Thanks for your responses. Keep in mind my criticisms are not
directed soley at you. They are directed at the entire Struts team,
it's practices and culture.
I've been on the front lines with applications who were pwned by
Struts bugs and thousands of users' personal information exposed.
Millions of $$ burnt on the cleanup efforts. So there may be a few
emotions attached to my emails. Just the way it is.
A) I questioned the last bug fix in the thread here , where we
were all reassured that it was just "ClassLoader manipulation",
not > RCE. Clearly that's not true.
At this point in time, it was true. The RCE is not exactly a Struts
issue alone, the Struts issue just opens the door to an unprotected
field in a certain servlet container environment.
You expect every servlet container environment to protect against
Struts? I find this response to be very pass-the-buckish.
My point here is that your team failed to adequately characterize the
problem's risks. This leads to more developers ignoring the patch and
subsequently getting pwned. Even if you only thought an RCE *might*
be possible you should state that. It is the responsible thing to do.
B) The fix for the last CVE was that crappy "^class\." filter, which
I pointed out was insufficient. The Struts team quickly fixed
that, but never bothered to update the "workaround" section in
the > last advisory to the less-terrible ".*\.class\..*" regex (or
it was). So if developers just implemented the work around from
the advisory, they were obviously not protected. (In hindsight,
they never were protected even with the better regex, but was just
irresponsible not to make the second regex more public.)

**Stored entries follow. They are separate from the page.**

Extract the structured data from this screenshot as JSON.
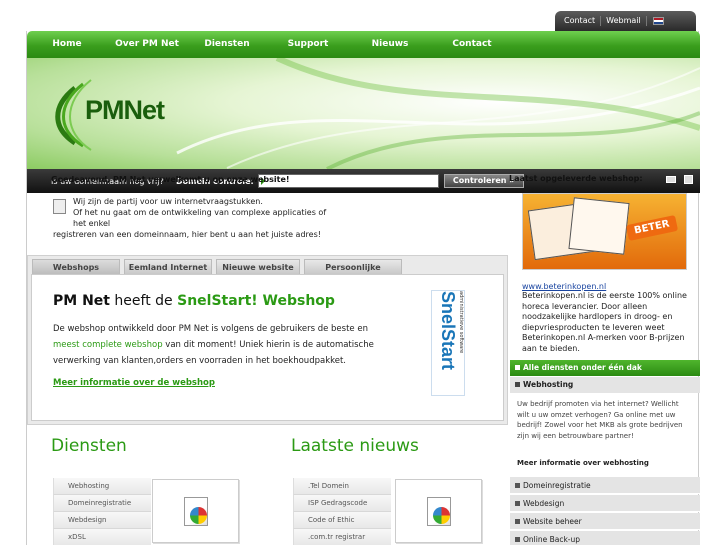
{
  "top_links": {
    "contact": "Contact",
    "webmail": "Webmail"
  },
  "nav": {
    "items": [
      "Home",
      "Over PM Net",
      "Diensten",
      "Support",
      "Nieuws",
      "Contact"
    ]
  },
  "logo": {
    "text": "PMNet"
  },
  "search": {
    "question": "Is uw domeinnaam nog vrij?",
    "label": "Domein controle:",
    "button": "Controleren »",
    "value": ""
  },
  "greeting": "Goedeavond, PM Net verwelkomt u op onze website!",
  "intro": {
    "line1": "Wij zijn de partij voor uw internetvraagstukken.",
    "line2": "Of het nu gaat om de ontwikkeling van complexe applicaties of het enkel",
    "line3": "registreren van een domeinnaam, hier bent u aan het juiste adres!"
  },
  "tabs": [
    "Webshops",
    "Eemland Internet",
    "Nieuwe website",
    "Persoonlijke afspraak"
  ],
  "promo": {
    "title_prefix": "PM Net",
    "title_mid": " heeft de ",
    "title_highlight": "SnelStart! Webshop",
    "text1": "De webshop ontwikkeld door PM Net is volgens de gebruikers de beste en",
    "text2_highlight": "meest complete webshop",
    "text2_rest": " van dit moment! Uniek hierin is de automatische",
    "text3": "verwerking van klanten,orders en voorraden in het boekhoudpakket.",
    "link": "Meer informatie over de webshop",
    "logo_text": "SnelStart",
    "logo_sub": "administratieve software"
  },
  "diensten": {
    "title": "Diensten",
    "items": [
      "Webhosting",
      "Domeinregistratie",
      "Webdesign",
      "xDSL"
    ]
  },
  "nieuws": {
    "title": "Laatste nieuws",
    "items": [
      ".Tel Domein",
      "ISP Gedragscode",
      "Code of Ethic",
      ".com.tr registrar"
    ]
  },
  "sidebar": {
    "latest_title": "Laatst opgeleverde webshop:",
    "shop_link": "www.beterinkopen.nl",
    "shop_desc": "Beterinkopen.nl is de eerste 100% online horeca leverancier. Door alleen noodzakelijke hardlopers in droog- en diepvriesproducten te leveren weet Beterinkopen.nl A-merken voor B-prijzen aan te bieden.",
    "shop_logo": "BETER",
    "all_services": "Alle diensten onder één dak",
    "webhosting_title": "Webhosting",
    "webhosting_text": "Uw bedrijf promoten via het internet? Wellicht wilt u uw omzet verhogen? Ga online met uw bedrijf! Zowel voor het MKB als grote bedrijven zijn wij een betrouwbare partner!",
    "webhosting_more": "Meer informatie over webhosting",
    "list": [
      "Domeinregistratie",
      "Webdesign",
      "Website beheer",
      "Online Back-up"
    ]
  },
  "colors": {
    "green": "#2b9a14",
    "nav_green": "#3a9e1d",
    "dark_bar": "#1a1a1a"
  }
}
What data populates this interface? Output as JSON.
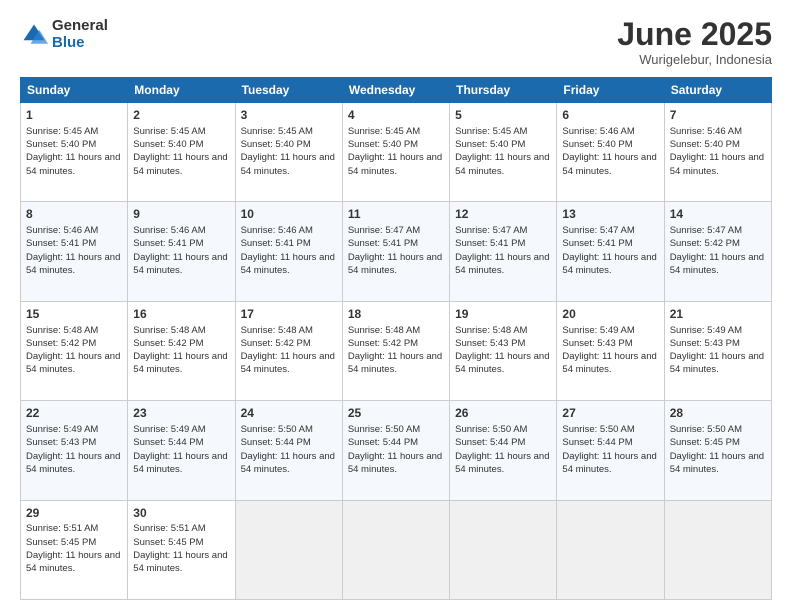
{
  "header": {
    "logo_general": "General",
    "logo_blue": "Blue",
    "title": "June 2025",
    "location": "Wurigelebur, Indonesia"
  },
  "weekdays": [
    "Sunday",
    "Monday",
    "Tuesday",
    "Wednesday",
    "Thursday",
    "Friday",
    "Saturday"
  ],
  "weeks": [
    [
      {
        "day": 1,
        "sunrise": "5:45 AM",
        "sunset": "5:40 PM",
        "daylight": "11 hours and 54 minutes."
      },
      {
        "day": 2,
        "sunrise": "5:45 AM",
        "sunset": "5:40 PM",
        "daylight": "11 hours and 54 minutes."
      },
      {
        "day": 3,
        "sunrise": "5:45 AM",
        "sunset": "5:40 PM",
        "daylight": "11 hours and 54 minutes."
      },
      {
        "day": 4,
        "sunrise": "5:45 AM",
        "sunset": "5:40 PM",
        "daylight": "11 hours and 54 minutes."
      },
      {
        "day": 5,
        "sunrise": "5:45 AM",
        "sunset": "5:40 PM",
        "daylight": "11 hours and 54 minutes."
      },
      {
        "day": 6,
        "sunrise": "5:46 AM",
        "sunset": "5:40 PM",
        "daylight": "11 hours and 54 minutes."
      },
      {
        "day": 7,
        "sunrise": "5:46 AM",
        "sunset": "5:40 PM",
        "daylight": "11 hours and 54 minutes."
      }
    ],
    [
      {
        "day": 8,
        "sunrise": "5:46 AM",
        "sunset": "5:41 PM",
        "daylight": "11 hours and 54 minutes."
      },
      {
        "day": 9,
        "sunrise": "5:46 AM",
        "sunset": "5:41 PM",
        "daylight": "11 hours and 54 minutes."
      },
      {
        "day": 10,
        "sunrise": "5:46 AM",
        "sunset": "5:41 PM",
        "daylight": "11 hours and 54 minutes."
      },
      {
        "day": 11,
        "sunrise": "5:47 AM",
        "sunset": "5:41 PM",
        "daylight": "11 hours and 54 minutes."
      },
      {
        "day": 12,
        "sunrise": "5:47 AM",
        "sunset": "5:41 PM",
        "daylight": "11 hours and 54 minutes."
      },
      {
        "day": 13,
        "sunrise": "5:47 AM",
        "sunset": "5:41 PM",
        "daylight": "11 hours and 54 minutes."
      },
      {
        "day": 14,
        "sunrise": "5:47 AM",
        "sunset": "5:42 PM",
        "daylight": "11 hours and 54 minutes."
      }
    ],
    [
      {
        "day": 15,
        "sunrise": "5:48 AM",
        "sunset": "5:42 PM",
        "daylight": "11 hours and 54 minutes."
      },
      {
        "day": 16,
        "sunrise": "5:48 AM",
        "sunset": "5:42 PM",
        "daylight": "11 hours and 54 minutes."
      },
      {
        "day": 17,
        "sunrise": "5:48 AM",
        "sunset": "5:42 PM",
        "daylight": "11 hours and 54 minutes."
      },
      {
        "day": 18,
        "sunrise": "5:48 AM",
        "sunset": "5:42 PM",
        "daylight": "11 hours and 54 minutes."
      },
      {
        "day": 19,
        "sunrise": "5:48 AM",
        "sunset": "5:43 PM",
        "daylight": "11 hours and 54 minutes."
      },
      {
        "day": 20,
        "sunrise": "5:49 AM",
        "sunset": "5:43 PM",
        "daylight": "11 hours and 54 minutes."
      },
      {
        "day": 21,
        "sunrise": "5:49 AM",
        "sunset": "5:43 PM",
        "daylight": "11 hours and 54 minutes."
      }
    ],
    [
      {
        "day": 22,
        "sunrise": "5:49 AM",
        "sunset": "5:43 PM",
        "daylight": "11 hours and 54 minutes."
      },
      {
        "day": 23,
        "sunrise": "5:49 AM",
        "sunset": "5:44 PM",
        "daylight": "11 hours and 54 minutes."
      },
      {
        "day": 24,
        "sunrise": "5:50 AM",
        "sunset": "5:44 PM",
        "daylight": "11 hours and 54 minutes."
      },
      {
        "day": 25,
        "sunrise": "5:50 AM",
        "sunset": "5:44 PM",
        "daylight": "11 hours and 54 minutes."
      },
      {
        "day": 26,
        "sunrise": "5:50 AM",
        "sunset": "5:44 PM",
        "daylight": "11 hours and 54 minutes."
      },
      {
        "day": 27,
        "sunrise": "5:50 AM",
        "sunset": "5:44 PM",
        "daylight": "11 hours and 54 minutes."
      },
      {
        "day": 28,
        "sunrise": "5:50 AM",
        "sunset": "5:45 PM",
        "daylight": "11 hours and 54 minutes."
      }
    ],
    [
      {
        "day": 29,
        "sunrise": "5:51 AM",
        "sunset": "5:45 PM",
        "daylight": "11 hours and 54 minutes."
      },
      {
        "day": 30,
        "sunrise": "5:51 AM",
        "sunset": "5:45 PM",
        "daylight": "11 hours and 54 minutes."
      },
      null,
      null,
      null,
      null,
      null
    ]
  ]
}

Better suggestions are always welcome. We have a mail address to reach
us for any concerns regarding security: security () struts apache org
Well, what I'm saying is that I did give suggestions. I believe that
email address was CCed. Your team took them to heart, which is great.
But then your team failed to publish them adequately.
C) The Struts team is playing whack-a-mole. Instead of fixing the
root issue, they are just adding one blacklist regex after
hoping no one figures out yet another way around it.
We try to protect users who are not using a properly configured
manager, as it is always recommended when working with application
Wow. Now you sound like an Oracle representative. I'm not
exaggerating either, because they've used that line a few times with
me. We all know how well Oracle handles security.
Using a security manager for web applications is certainly a good
idea. No arguing against that. Do developers do it? NO. It simply
isn't common and usually when I suggest it to a client, they give me a
blank stare, clueless as to what I'm talking about.
Sometimes we seem to fail, indeed. As others, we don't seem to
be perfect. BTW, we are not only blacklisting - the blacklist is
for special cases that make it through the whitelist.
Sure, and if this were only one iteration of failing on the same
problem, I wouldn't have said a word. It's just that the failure is
happening over and over again. I felt public criticism, if not
outright shaming, is warranted.
I urge you to take OGNL and *throw it out*. Replace it with
that allows only a white list of properties to be set, based on what
the application defines as relevant. Until then, I'm recommending to
my clients that they avoid Struts like the plague.
To what alternative? UEL? The attack vector is just using a simple
getter semantic which basically works with any EL. Throwing out EL
capabilities is no option for most users. Anyway, if somebody likes to
help with more than just fingerpointing, he/she is heartly welcome!
Something that doesn't allow you to directly call methods, and only
allows you to access properties on objects explicitly defined by the
app developer. Keep the syntax similar if you like, but chuck the
reflection. Data is data. Code is code. Keep them separate.